The book was published between 1827 and 1838 by John James Audubon, a painter and ornithologist who in 1826 set out to illustrate every bird in North America. Audubon discovered more than 100 bird species during his 12-year mission and even drew some species that have since gone extinct, such as whooping cranes and passenger pigeons.
Audubon’s book features intricate and detailed life-size watercolor paintings of nearly every bird on the continent, and is recognized for its permanent influence on the art of wildlife illustration.
“At a time when photography was still at its infancy and not accessible for most, scientific journals heavily relied on paintings and drawings to illustrate animals,” said Diana Duncan, the Field Museum’s technical services librarian, in a statement. “Birds were not seen as art subjects, so Audubon’s unique and beautiful, life-size renderings were impactful not only in the scientific community for capturing the birds at their most natural but also in the art world.”
There are thought to be about 120 intact copies of “Birds of America,” which until 2013 held the record for the most money paid at auction for a single printed work: $11.5 million.

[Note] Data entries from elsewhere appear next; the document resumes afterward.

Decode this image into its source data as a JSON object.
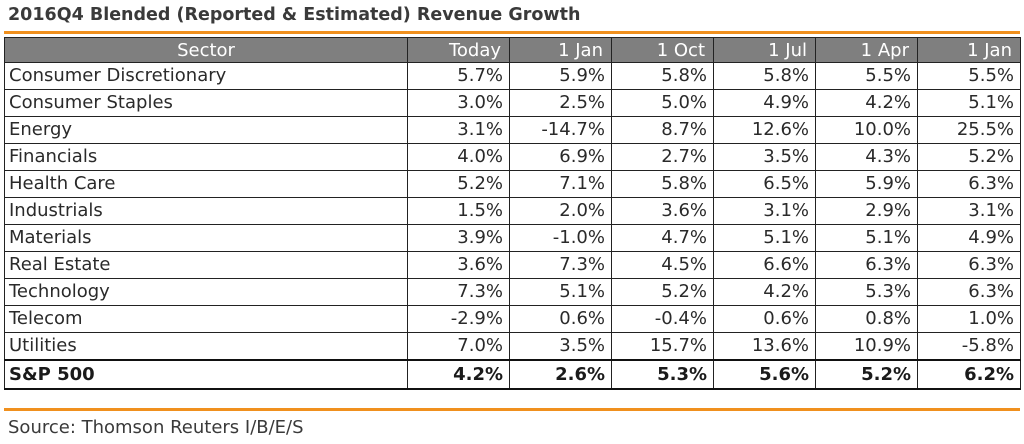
{
  "title": "2016Q4 Blended (Reported & Estimated) Revenue Growth",
  "columns": [
    "Sector",
    "Today",
    "1 Jan",
    "1 Oct",
    "1 Jul",
    "1 Apr",
    "1 Jan"
  ],
  "rows": [
    {
      "sector": "Consumer Discretionary",
      "values": [
        "5.7%",
        "5.9%",
        "5.8%",
        "5.8%",
        "5.5%",
        "5.5%"
      ]
    },
    {
      "sector": "Consumer Staples",
      "values": [
        "3.0%",
        "2.5%",
        "5.0%",
        "4.9%",
        "4.2%",
        "5.1%"
      ]
    },
    {
      "sector": "Energy",
      "values": [
        "3.1%",
        "-14.7%",
        "8.7%",
        "12.6%",
        "10.0%",
        "25.5%"
      ]
    },
    {
      "sector": "Financials",
      "values": [
        "4.0%",
        "6.9%",
        "2.7%",
        "3.5%",
        "4.3%",
        "5.2%"
      ]
    },
    {
      "sector": "Health Care",
      "values": [
        "5.2%",
        "7.1%",
        "5.8%",
        "6.5%",
        "5.9%",
        "6.3%"
      ]
    },
    {
      "sector": "Industrials",
      "values": [
        "1.5%",
        "2.0%",
        "3.6%",
        "3.1%",
        "2.9%",
        "3.1%"
      ]
    },
    {
      "sector": "Materials",
      "values": [
        "3.9%",
        "-1.0%",
        "4.7%",
        "5.1%",
        "5.1%",
        "4.9%"
      ]
    },
    {
      "sector": "Real Estate",
      "values": [
        "3.6%",
        "7.3%",
        "4.5%",
        "6.6%",
        "6.3%",
        "6.3%"
      ]
    },
    {
      "sector": "Technology",
      "values": [
        "7.3%",
        "5.1%",
        "5.2%",
        "4.2%",
        "5.3%",
        "6.3%"
      ]
    },
    {
      "sector": "Telecom",
      "values": [
        "-2.9%",
        "0.6%",
        "-0.4%",
        "0.6%",
        "0.8%",
        "1.0%"
      ]
    },
    {
      "sector": "Utilities",
      "values": [
        "7.0%",
        "3.5%",
        "15.7%",
        "13.6%",
        "10.9%",
        "-5.8%"
      ]
    }
  ],
  "total": {
    "sector": "S&P 500",
    "values": [
      "4.2%",
      "2.6%",
      "5.3%",
      "5.6%",
      "5.2%",
      "6.2%"
    ]
  },
  "source": "Source: Thomson Reuters I/B/E/S",
  "colors": {
    "accent_rule": "#f0901e",
    "header_bg": "#7f7f7f",
    "header_text": "#ffffff",
    "grid": "#222222"
  }
}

According to the National Audubon Society, the environmental and conservation nonprofit named after the book’s author, it is estimated that, when adjusted for inflation, five of the 10 most expensive books ever sold were copies of Audubon’s book.
The book itself is so big that it takes three Field Museum staff members to open its display case. Yet the book is also incredibly fragile, and its 3-foot-tall pages are turned just once a week to limit additional wear and tear, according to the museum.
The Field’s new exhibit, “Audubon’s Birds of America,” is housed in Brooker Gallery, the walls of which now feature floor-to-ceiling replicas of Audubon’s most famous paintings.
In addition to Audubon’s book, the exhibit will present his work via slideshow and will also include a display case featuring actual ivory-billed woodpeckers from the Field’s collections. Considered the “holy grail bird” because of its appearance and behavior, the large woodpeckers “have almost certainly vanished from North America,” said Jaap Hoogstraten, the Field’s director of exhibitions, in a statement.
The exhibit, which is presented in both English and Spanish, opened is on display through Dec. 1. Access to the exhibit is included with general admission.